The unemployed, who face the worst effects of the poor economy, are supported through benefits, income tax exemption and government subsidies, providing them with the much-needed relief.
To meet the demands of the areas under the jurisdiction of the state legislature, it becomes necessary to pump the money into the economy of the state and limit their budget shortfalls.
One such stimulus package was used by the United States of America, aimed at recovering the economy left in shatters after the great economic depression. India used its first stimulus package in 2008 to secure its bank deposits and stabilize the economy.
Stimulus Packages for COVID-19 in Different Countries
Governments across the globe are spending big amounts from their fiscal to keep their respective economies stable in today’s time of the pandemic. They want to control the economic free fall as businesses are brought to the halt with the global health emergency.
- The USA rolled out its biggest stimulus package in the history, on 26th March 2020, of 2 trillion dollars and named it as CARES (the Coronavirus Aid, Relief and Economic Security) Act. It is aimed to provide a sense of security to its citizens. This puts money in people’s wallet to spend now so that businesses can sustain through their customer base.
- In Japan, about to be put in the state of economic emergency, President Abe announced a 1 trillion dollar stimulus package which is equivalent to 20% of the nation’s economic output. This includes cash handouts of 6 trillion yen to the families affected by the coronavirus.
- The European Central Bank announced that it would buy the financial assets worth up to 750 billion Euros ($820 billion) to calm the distressed European markets. It has named the purchases as Pandemic Emergency Programme and is aimed at keeping the bank interest rates low for the benefit of the businesses and its customers.
- The Australian government announced its second rescue package of $66 billion following its initial rescue package of $17.6 billion along with $100 bn in emergency banking measures.
- India has declared 1.7 lakh crore INR COVID-19 stimulus package on 26th March 2020.
Indian Government Stand on the COVID-19 Stimulus Package
The government of India has pumped 15,000 crore rupee in the Indian healthcare system to make it more efficient in providing the Indian citizens with necessary medical facilities and deal with the outbreak of the virus.
Along with this, the government announced rupees 1.7lakh crore relief package for the poor along with insurance for frontline medical workers dealing directly with the infectious containment. This was rolled out under Pradhan Mantri Garib Kalyan Yojana aimed at:
- Higher wages for the workers employed under the Mahatma Gandhi National Rural Employment Act (MGNREGA)
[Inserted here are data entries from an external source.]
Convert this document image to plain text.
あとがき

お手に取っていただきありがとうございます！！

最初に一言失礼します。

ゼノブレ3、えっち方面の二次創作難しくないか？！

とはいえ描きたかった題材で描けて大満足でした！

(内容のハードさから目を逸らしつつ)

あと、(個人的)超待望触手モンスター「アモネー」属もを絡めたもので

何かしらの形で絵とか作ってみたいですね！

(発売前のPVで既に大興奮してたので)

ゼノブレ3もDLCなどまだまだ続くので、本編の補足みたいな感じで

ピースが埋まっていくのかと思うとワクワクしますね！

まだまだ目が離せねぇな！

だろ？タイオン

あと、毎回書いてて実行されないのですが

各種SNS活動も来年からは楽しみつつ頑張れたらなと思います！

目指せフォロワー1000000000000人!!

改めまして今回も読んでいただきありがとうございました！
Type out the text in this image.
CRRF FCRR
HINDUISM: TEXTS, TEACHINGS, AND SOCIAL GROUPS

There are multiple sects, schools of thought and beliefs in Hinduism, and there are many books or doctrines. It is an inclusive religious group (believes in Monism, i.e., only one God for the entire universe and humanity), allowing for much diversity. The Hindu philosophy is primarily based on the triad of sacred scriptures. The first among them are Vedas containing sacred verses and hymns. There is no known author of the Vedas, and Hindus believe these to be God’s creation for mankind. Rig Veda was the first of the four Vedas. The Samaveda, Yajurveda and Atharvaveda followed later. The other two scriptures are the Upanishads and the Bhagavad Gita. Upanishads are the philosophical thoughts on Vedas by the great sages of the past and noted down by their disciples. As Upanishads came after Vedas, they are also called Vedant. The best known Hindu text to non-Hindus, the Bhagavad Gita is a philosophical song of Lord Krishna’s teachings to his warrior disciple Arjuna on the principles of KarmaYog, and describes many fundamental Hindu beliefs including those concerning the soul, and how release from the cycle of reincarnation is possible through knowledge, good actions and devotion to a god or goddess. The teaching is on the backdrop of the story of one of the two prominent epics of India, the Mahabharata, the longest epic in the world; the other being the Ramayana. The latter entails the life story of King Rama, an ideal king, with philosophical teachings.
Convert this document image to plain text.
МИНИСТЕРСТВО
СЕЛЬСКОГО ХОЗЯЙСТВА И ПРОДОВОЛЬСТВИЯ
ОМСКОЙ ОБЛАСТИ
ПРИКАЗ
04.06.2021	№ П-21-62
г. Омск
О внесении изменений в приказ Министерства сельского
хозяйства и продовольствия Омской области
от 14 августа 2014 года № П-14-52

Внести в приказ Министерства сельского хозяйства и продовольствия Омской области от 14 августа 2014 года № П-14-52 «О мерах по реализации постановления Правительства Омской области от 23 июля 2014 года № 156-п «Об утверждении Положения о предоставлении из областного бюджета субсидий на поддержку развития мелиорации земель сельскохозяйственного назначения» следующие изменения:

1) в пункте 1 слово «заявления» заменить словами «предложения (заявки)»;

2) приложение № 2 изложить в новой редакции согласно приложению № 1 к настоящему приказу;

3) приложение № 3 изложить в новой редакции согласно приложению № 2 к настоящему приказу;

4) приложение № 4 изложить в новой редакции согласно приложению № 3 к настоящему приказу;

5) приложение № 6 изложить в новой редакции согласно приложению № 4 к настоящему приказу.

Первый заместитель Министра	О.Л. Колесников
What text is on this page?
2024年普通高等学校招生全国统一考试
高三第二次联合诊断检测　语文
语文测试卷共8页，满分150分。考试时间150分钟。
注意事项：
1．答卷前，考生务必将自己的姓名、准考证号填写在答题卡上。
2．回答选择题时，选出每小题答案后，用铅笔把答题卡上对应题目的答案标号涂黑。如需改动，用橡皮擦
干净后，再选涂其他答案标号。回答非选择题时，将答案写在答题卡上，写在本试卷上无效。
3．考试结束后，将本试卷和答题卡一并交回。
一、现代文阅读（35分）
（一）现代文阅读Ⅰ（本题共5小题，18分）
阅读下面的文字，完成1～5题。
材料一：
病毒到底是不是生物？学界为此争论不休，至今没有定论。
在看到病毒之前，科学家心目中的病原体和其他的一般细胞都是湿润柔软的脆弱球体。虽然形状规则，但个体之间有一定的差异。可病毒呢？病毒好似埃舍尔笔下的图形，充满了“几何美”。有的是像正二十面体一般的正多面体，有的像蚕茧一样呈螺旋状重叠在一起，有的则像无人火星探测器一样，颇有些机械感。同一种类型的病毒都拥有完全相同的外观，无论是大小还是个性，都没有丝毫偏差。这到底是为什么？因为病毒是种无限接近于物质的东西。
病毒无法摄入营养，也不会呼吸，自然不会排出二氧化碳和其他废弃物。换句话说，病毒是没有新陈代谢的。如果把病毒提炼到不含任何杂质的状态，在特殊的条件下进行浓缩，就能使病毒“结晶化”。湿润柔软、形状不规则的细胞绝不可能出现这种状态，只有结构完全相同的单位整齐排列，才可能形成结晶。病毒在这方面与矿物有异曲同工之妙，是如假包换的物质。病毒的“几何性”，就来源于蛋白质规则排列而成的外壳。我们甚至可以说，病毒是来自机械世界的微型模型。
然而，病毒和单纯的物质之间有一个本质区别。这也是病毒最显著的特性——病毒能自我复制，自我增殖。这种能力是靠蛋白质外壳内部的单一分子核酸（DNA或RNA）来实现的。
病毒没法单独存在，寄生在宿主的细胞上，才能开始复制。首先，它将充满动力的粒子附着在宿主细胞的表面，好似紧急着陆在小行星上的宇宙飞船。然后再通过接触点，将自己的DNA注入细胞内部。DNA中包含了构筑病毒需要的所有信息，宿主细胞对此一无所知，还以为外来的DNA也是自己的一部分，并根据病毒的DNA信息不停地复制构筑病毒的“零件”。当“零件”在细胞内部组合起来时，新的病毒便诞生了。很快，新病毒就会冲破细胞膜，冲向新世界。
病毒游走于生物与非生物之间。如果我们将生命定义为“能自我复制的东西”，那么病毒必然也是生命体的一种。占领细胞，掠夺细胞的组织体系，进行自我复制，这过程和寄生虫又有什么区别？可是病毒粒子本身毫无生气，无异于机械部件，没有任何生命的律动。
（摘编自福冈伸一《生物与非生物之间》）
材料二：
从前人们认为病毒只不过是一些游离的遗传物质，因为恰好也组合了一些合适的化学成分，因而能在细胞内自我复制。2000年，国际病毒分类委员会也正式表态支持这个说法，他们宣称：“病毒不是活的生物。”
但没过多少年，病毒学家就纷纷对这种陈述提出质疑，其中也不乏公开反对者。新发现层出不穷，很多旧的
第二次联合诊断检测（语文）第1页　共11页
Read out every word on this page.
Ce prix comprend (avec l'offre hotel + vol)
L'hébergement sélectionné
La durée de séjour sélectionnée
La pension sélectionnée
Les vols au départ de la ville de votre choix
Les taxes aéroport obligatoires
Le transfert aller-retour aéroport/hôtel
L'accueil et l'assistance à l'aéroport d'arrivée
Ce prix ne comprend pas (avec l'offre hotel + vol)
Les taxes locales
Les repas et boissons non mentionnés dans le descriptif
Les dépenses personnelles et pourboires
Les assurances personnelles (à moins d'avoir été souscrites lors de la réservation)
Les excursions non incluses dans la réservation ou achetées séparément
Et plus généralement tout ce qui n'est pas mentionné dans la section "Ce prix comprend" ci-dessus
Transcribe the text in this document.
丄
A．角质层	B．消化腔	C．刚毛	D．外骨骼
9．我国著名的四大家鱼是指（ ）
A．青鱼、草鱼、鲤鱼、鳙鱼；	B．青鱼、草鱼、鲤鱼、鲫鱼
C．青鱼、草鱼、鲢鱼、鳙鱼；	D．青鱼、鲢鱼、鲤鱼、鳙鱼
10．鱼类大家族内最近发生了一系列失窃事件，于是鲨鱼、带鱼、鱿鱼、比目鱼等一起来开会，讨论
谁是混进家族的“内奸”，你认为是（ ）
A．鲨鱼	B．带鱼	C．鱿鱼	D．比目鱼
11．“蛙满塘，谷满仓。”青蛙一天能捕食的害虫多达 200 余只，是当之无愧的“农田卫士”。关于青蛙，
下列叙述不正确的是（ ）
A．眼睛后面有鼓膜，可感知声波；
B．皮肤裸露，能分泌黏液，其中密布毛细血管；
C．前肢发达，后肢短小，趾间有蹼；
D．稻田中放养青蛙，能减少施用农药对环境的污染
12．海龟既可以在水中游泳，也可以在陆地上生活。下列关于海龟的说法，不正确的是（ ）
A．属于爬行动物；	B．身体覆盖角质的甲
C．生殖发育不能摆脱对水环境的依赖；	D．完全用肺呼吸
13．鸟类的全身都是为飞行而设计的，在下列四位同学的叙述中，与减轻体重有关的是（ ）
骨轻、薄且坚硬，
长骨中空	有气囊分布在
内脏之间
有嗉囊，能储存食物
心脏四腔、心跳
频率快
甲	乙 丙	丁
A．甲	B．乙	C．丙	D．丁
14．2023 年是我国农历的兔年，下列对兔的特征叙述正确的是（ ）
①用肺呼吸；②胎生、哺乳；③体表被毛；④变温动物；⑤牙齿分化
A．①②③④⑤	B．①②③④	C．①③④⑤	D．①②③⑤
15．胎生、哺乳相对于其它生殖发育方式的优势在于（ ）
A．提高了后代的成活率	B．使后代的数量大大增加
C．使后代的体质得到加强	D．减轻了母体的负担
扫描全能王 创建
- Rs. 1000 ex-gratia payment to over 30 million senior citizens, widows and specially-abled.
- Rs 50 lakh life insurance for around 2 million healthcare workers.
- Around 87 million farmers will be credited the first instalment of Rs 2000 under Pradhan Mantri Kisan Yojana.
This relief package was announced immediately within the 36 hours of the imposed lockdown, with the intention to reach the poorest of the poor in the country. To make the food available to the poorest of the citizens, the state has announced that the government will provide 5kg wheat or rice and 1 kg of pulses free per month for the upcoming three months.
Among the worst-hit industries due to COVID-19, the direct impact is born by tourism, manufacturing, hospitality industry among others. Reserve Bank of India has announced a three-month moratorium on the payment of EMI(Equated Monthly Installments). This will reduce the repayment burden on the loan availers and bring relief.
With the global stock markets falling and bearing the brunt of coronavirus pandemic, it has become absolutely necessary for the governments across the globe to handle and maintain their respective economies. Only when the individual economies will be maintained, the global impact and economic depression will reduce. Hence, until we see the graphs of coronavirus numbers and world economy interchanging places, it is still a long way to go.